Ocho minutos después, le llegó otro mensaje: “Apúrate, te estás tardando”.
En Reynosa, uno de los hombres le dio un golpe a José en el brazo derecho con el bate y lo pateó en el estómago, él comenzó a vomitar. El hombre le llevó una cubeta y le empujó la cabeza ahí adentro.
Luego de ir a tres locales de envío de dinero, Cindy logró transferir el resto del dinero. Los secuestradores de José le quitaron la cinta de los ojos y le volvieron a poner la capucha en la cabeza. Lo dejaron a él y a su hijo en la estación de autobuses de Reynosa, y, si le avisaban a la policía, les dijeron como advertencia: “Los dos se mueren. Tenemos fotos de ustedes”.
Sin teléfono y sin dinero, dijo José, caminó con dificultad hacia el puente que lleva a Estados Unidos para buscar a agentes de la Patrulla Fronteriza. Les rogó que lo dejaran quedarse en Estados Unidos. “Nuestras vidas dependen de ello, les juro que digo la verdad”, les dijo.
Dijo que los agentes los llevaron a una oficina, donde recuerda que fotografiaron sus heridas y le dieron un tranquilizante antes de mandarlos a ambos a un centro de detención a pasar la noche.
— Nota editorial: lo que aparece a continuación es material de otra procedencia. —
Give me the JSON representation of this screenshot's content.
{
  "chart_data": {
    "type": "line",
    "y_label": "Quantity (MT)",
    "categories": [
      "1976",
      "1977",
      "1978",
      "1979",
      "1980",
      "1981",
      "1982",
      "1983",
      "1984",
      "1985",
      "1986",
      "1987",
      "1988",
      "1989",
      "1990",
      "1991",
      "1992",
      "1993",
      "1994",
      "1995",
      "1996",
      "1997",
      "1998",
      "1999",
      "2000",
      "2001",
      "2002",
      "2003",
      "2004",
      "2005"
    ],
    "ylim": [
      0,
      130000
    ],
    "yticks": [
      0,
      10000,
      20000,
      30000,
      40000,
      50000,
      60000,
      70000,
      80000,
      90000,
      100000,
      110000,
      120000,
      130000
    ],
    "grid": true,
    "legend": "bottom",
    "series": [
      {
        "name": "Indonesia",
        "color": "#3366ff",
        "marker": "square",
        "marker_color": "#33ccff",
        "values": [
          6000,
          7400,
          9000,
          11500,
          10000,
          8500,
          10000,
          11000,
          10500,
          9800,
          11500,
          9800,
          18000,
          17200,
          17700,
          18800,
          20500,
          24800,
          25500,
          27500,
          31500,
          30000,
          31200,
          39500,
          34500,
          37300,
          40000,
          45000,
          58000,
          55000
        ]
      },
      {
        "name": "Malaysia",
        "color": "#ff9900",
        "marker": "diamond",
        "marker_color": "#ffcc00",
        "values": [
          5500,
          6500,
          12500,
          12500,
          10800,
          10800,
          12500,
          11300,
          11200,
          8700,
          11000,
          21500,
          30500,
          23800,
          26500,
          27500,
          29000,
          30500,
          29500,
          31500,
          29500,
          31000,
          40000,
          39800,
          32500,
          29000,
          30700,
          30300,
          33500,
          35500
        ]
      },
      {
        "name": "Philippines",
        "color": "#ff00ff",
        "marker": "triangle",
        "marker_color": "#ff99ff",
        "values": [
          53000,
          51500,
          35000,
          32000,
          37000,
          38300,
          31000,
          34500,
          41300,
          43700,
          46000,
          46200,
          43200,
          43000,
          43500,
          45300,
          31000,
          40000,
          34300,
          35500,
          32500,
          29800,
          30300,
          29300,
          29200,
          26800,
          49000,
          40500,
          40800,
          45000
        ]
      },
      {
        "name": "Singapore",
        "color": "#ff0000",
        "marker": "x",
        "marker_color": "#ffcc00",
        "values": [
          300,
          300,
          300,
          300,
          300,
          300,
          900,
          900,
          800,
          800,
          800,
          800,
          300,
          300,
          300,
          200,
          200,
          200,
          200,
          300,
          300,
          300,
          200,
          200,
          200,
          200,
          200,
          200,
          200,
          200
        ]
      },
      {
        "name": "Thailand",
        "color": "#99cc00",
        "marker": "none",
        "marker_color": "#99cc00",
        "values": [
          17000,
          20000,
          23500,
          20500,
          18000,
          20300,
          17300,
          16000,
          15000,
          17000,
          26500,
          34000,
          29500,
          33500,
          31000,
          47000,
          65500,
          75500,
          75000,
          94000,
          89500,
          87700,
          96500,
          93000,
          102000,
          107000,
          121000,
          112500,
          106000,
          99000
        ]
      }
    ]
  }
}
Al día siguiente, condujeron a José a una habitación donde, por teléfono, habló con un funcionario encargado de la aprobación de asilo sobre sus miedos de regresar a México.
Aproximadamente 40 minutos después, un funcionario de inmigración le dijo a José que tendrían que regresar a México. Le dio un documento que decía que José “no expuso tener probabilidades claras de ser perseguido o torturado en México”.